Talvez as árvores aparecessem e desaparecessem, conforme as necessidades do cenário, pensei. Distingui, pelas copas, figueiras, ciprestes… pouca coisa, casas alvas com telhados vermelhos aqui e ali, um moinho no alto, muitos espaços em branco…
Aprovaria mais e mais variados elementos, agenciaria isso com o Arquitecto, se pudesse falar com ele. E mais e mais componentes sedutores como ribeiros cristalinos, ecos, cantos de pássaros e bater de asas, constelações estranhas… que estimava incluir ali, o de que gosto. Porque tudo isto me diz respeito, nesta madrugada de Setembro, e posso escolher.
Porém, tudo se compõe e harmoniza e fica superior com o movimento, com o passar, a bem dizer, conheço isto muito sem conhecer bem, desejo fazer-me principiante de qualquer coisa.
Aprecio a região, mais descansativa que qualquer outra, ninguém em parte alguma, há silêncio e há calor e as poucas árvores foram gradualmente perdendo a sua sombra.
Com o tempo e tudo o mais a rolar, cinco horas depois do começo da viagem, é mais ordenada a planura, com pequenos montes dispostos de certa maneira… obra do tal Arquitecto de vistas largas… com linhas que se cruzam, se encontram, se afastam, diversas cotas, cores, texturas... O grande Arquitecto trata da organização deste espaço e do ordenamento dos componentes de que pode dispor.
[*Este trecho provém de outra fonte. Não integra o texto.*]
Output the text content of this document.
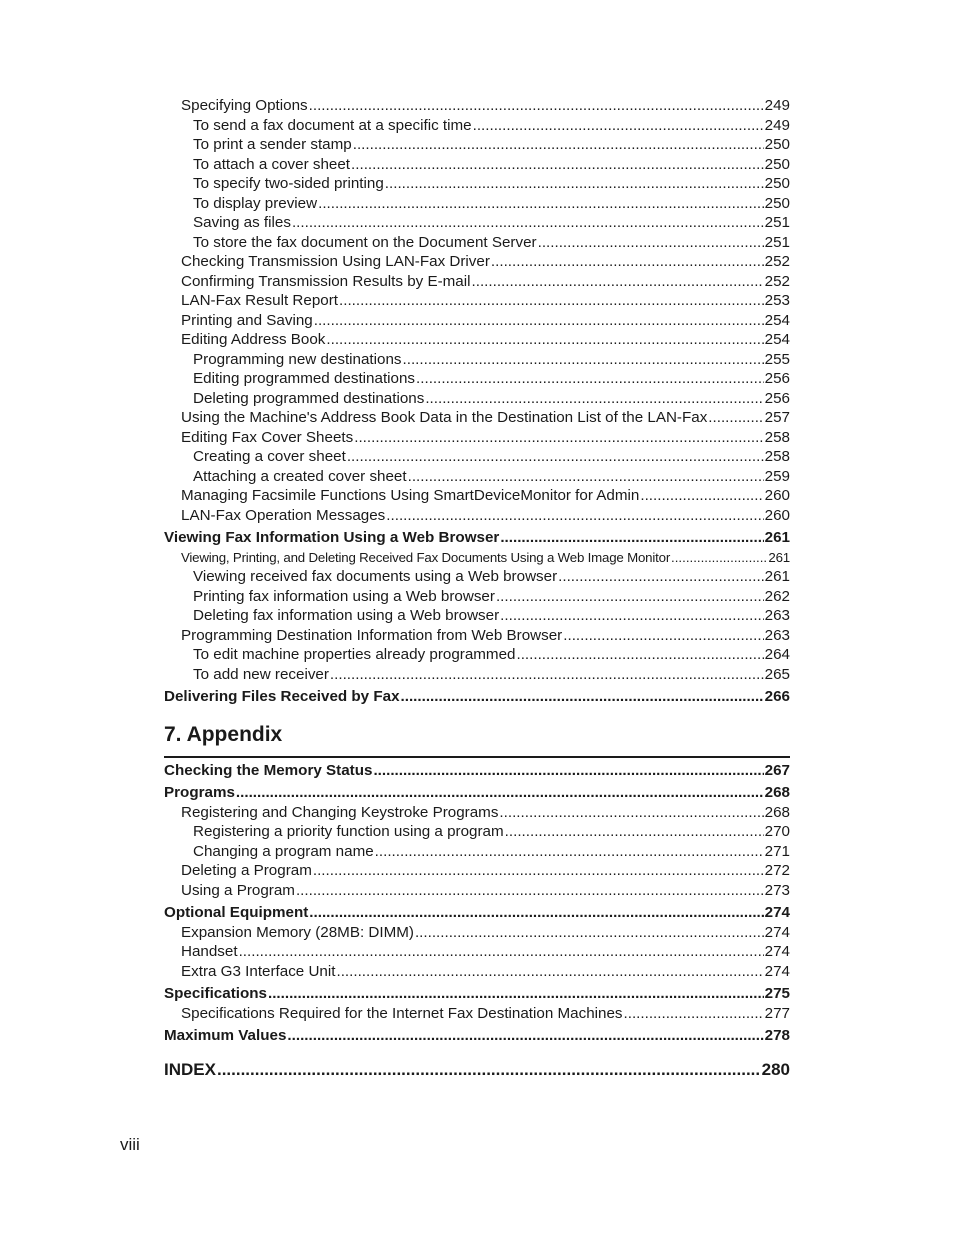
Specifying Options .....	249
To send a fax document at a specific time .....	249
To print a sender stamp .....	250
To attach a cover sheet .....	250
To specify two-sided printing .....	250
To display preview .....	250
Saving as files .....	251
To store the fax document on the Document Server .....	251
Checking Transmission Using LAN-Fax Driver .....	252
Confirming Transmission Results by E-mail .....	252
LAN-Fax Result Report .....	253
Printing and Saving .....	254
Editing Address Book .....	254
Programming new destinations .....	255
Editing programmed destinations .....	256
Deleting programmed destinations .....	256
Using the Machine's Address Book Data in the Destination List of the LAN-Fax .....	257
Editing Fax Cover Sheets .....	258
Creating a cover sheet .....	258
Attaching a created cover sheet .....	259
Managing Facsimile Functions Using SmartDeviceMonitor for Admin .....	260
LAN-Fax Operation Messages .....	260
Viewing Fax Information Using a Web Browser .....	261
Viewing, Printing, and Deleting Received Fax Documents Using a Web Image Monitor .....	261
Viewing received fax documents using a Web browser .....	261
Printing fax information using a Web browser .....	262
Deleting fax information using a Web browser .....	263
Programming Destination Information from Web Browser .....	263
To edit machine properties already programmed .....	264
To add new receiver .....	265
Delivering Files Received by Fax .....	266
7. Appendix
Checking the Memory Status .....	267
Programs .....	268
Registering and Changing Keystroke Programs .....	268
Registering a priority function using a program .....	270
Changing a program name .....	271
Deleting a Program .....	272
Using a Program .....	273
Optional Equipment .....	274
Expansion Memory (28MB: DIMM) .....	274
Handset .....	274
Extra G3 Interface Unit .....	274
Specifications .....	275
Specifications Required for the Internet Fax Destination Machines .....	277
Maximum Values .....	278
INDEX .....	280
viii
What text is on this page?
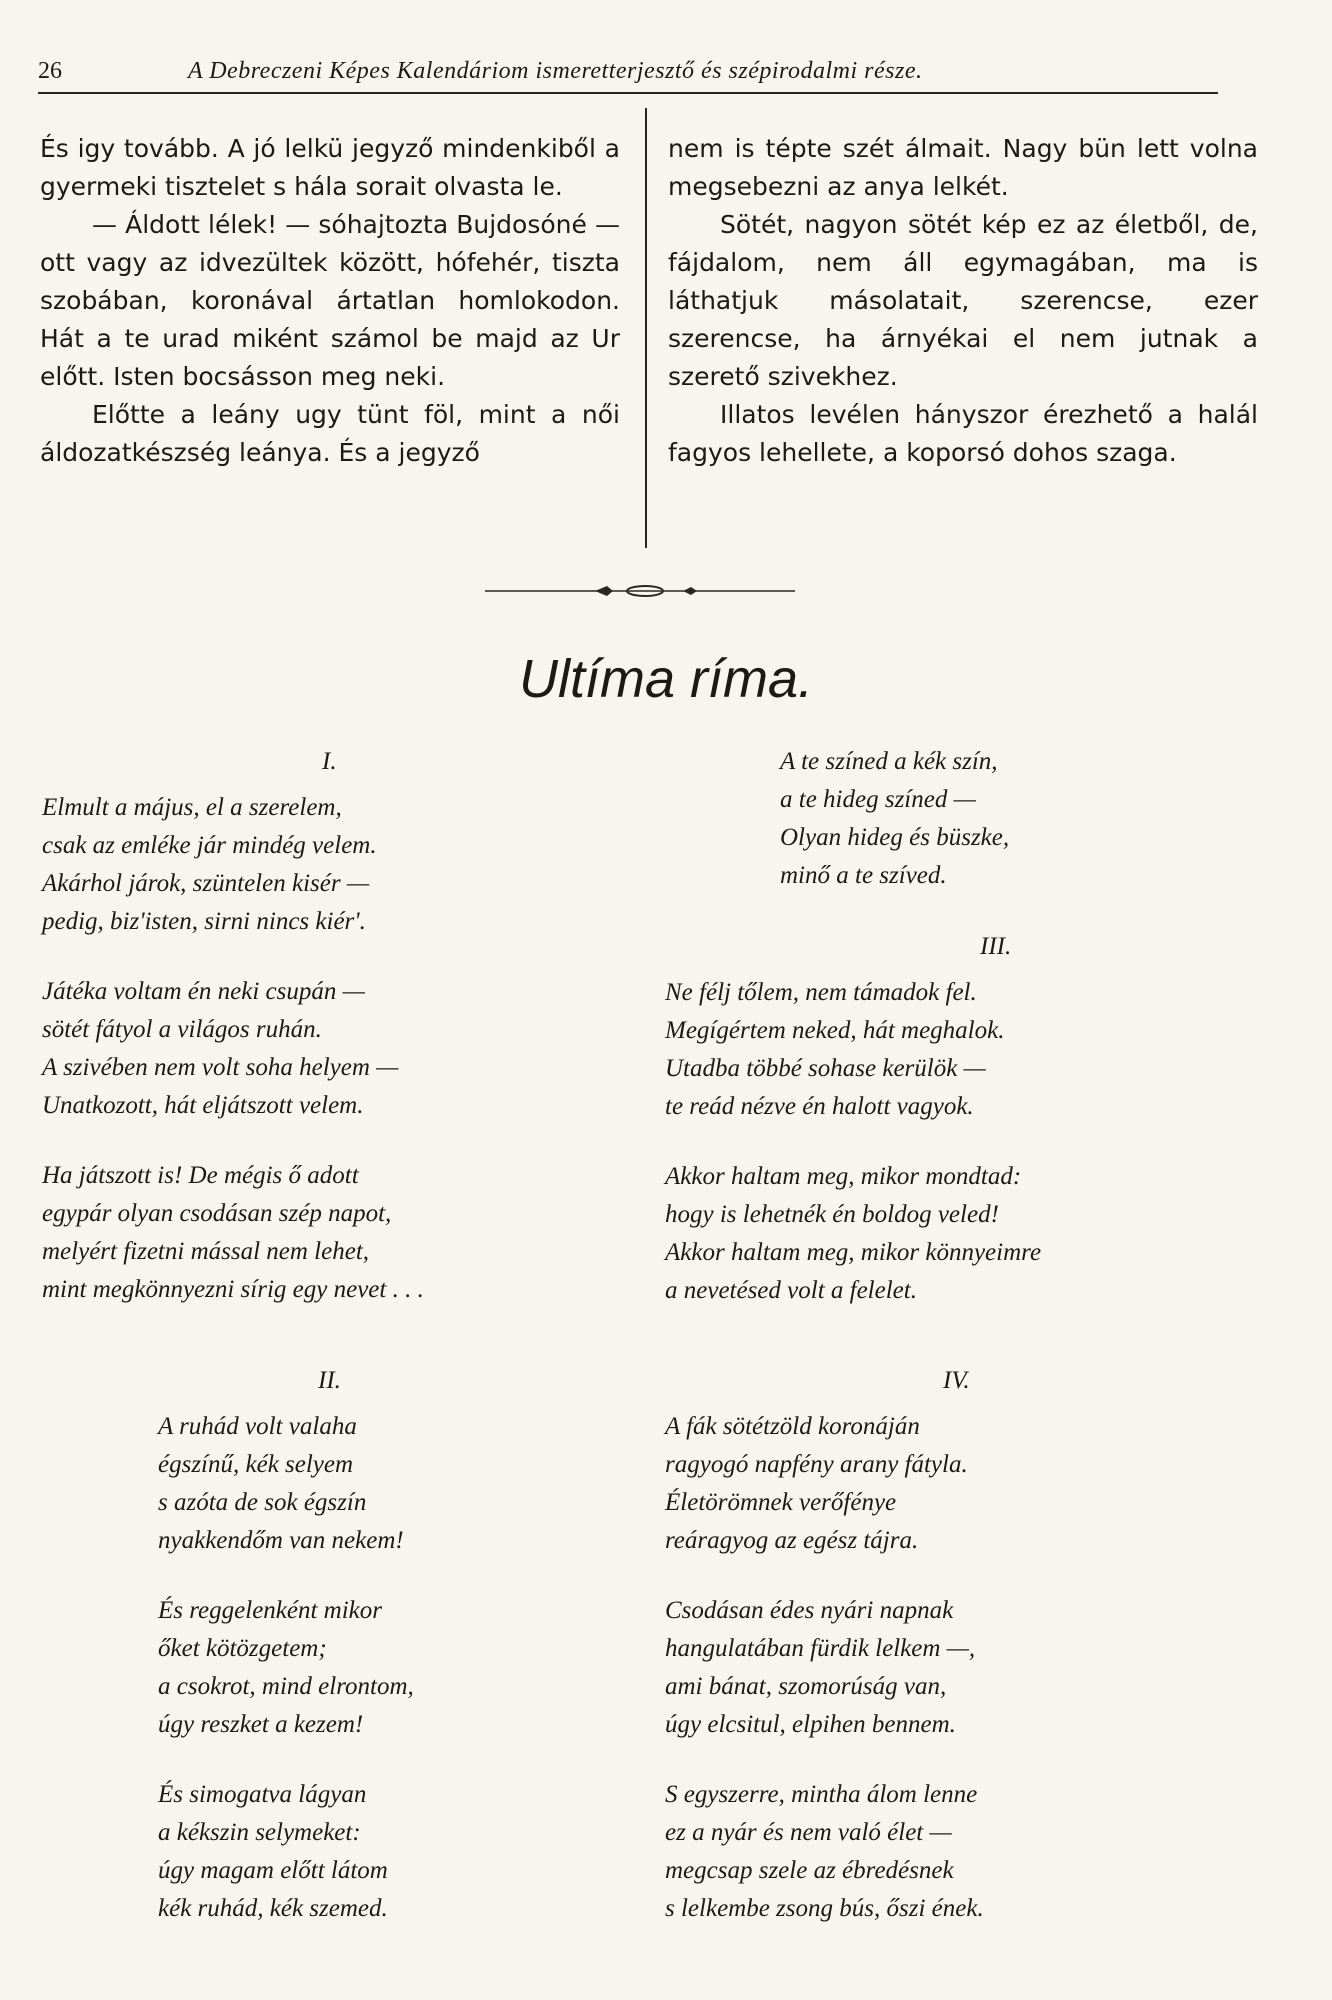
26	A Debreczeni Képes Kalendáriom ismeretterjesztő és szépirodalmi része.

És igy tovább. A jó lelkü jegyző mindenkiből a gyermeki tisztelet s hála sorait olvasta le.

— Áldott lélek! — sóhajtozta Bujdosóné — ott vagy az idvezültek között, hófehér, tiszta szobában, koronával ártatlan homlokodon. Hát a te urad miként számol be majd az Ur előtt. Isten bocsásson meg neki.

Előtte a leány ugy tünt föl, mint a női áldozatkészség leánya. És a jegyző

nem is tépte szét álmait. Nagy bün lett volna megsebezni az anya lelkét.

Sötét, nagyon sötét kép ez az életből, de, fájdalom, nem áll egymagában, ma is láthatjuk másolatait, szerencse, ezer szerencse, ha árnyékai el nem jutnak a szerető szivekhez.

Illatos levélen hányszor érezhető a halál fagyos lehellete, a koporsó dohos szaga.

Ultíma ríma.
I.
Elmult a május, el a szerelem,
csak az emléke jár mindég velem.
Akárhol járok, szüntelen kisér —
pedig, biz'isten, sirni nincs kiér'.
Játéka voltam én neki csupán —
sötét fátyol a világos ruhán.
A szivében nem volt soha helyem —
Unatkozott, hát eljátszott velem.
Ha játszott is! De mégis ő adott
egypár olyan csodásan szép napot,
melyért fizetni mással nem lehet,
mint megkönnyezni sírig egy nevet . . .
A te színed a kék szín,
a te hideg színed —
Olyan hideg és büszke,
minő a te szíved.
III.
Ne félj tőlem, nem támadok fel.
Megígértem neked, hát meghalok.
Utadba többé sohase kerülök —
te reád nézve én halott vagyok.
Akkor haltam meg, mikor mondtad:
hogy is lehetnék én boldog veled!
Akkor haltam meg, mikor könnyeimre
a nevetésed volt a felelet.
II.
A ruhád volt valaha
égszínű, kék selyem
s azóta de sok égszín
nyakkendőm van nekem!
És reggelenként mikor
őket kötözgetem;
a csokrot, mind elrontom,
úgy reszket a kezem!
És simogatva lágyan
a kékszin selymeket:
úgy magam előtt látom
kék ruhád, kék szemed.
IV.
A fák sötétzöld koronáján
ragyogó napfény arany fátyla.
Életörömnek verőfénye
reáragyog az egész tájra.
Csodásan édes nyári napnak
hangulatában fürdik lelkem —,
ami bánat, szomorúság van,
úgy elcsitul, elpihen bennem.
S egyszerre, mintha álom lenne
ez a nyár és nem való élet —
megcsap szele az ébredésnek
s lelkembe zsong bús, őszi ének.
Fez um projecto bem pensado, talvez tivesse levado em linha de conta uma sabedoria que ignoro e que o impediu de utilizar elementos inadequados a este clima, portanto, supérfluos, não estáveis, embora pudessem acrescentar beleza e música à paisagem.
Ele que é sensível teve de encontrar o ponto certo entre uns elementos e outros, entre os próprios e os impróprios, entre a estética e a utilidade.
Porque se vive ali… Contudo, o que saboreio é o momento de partir.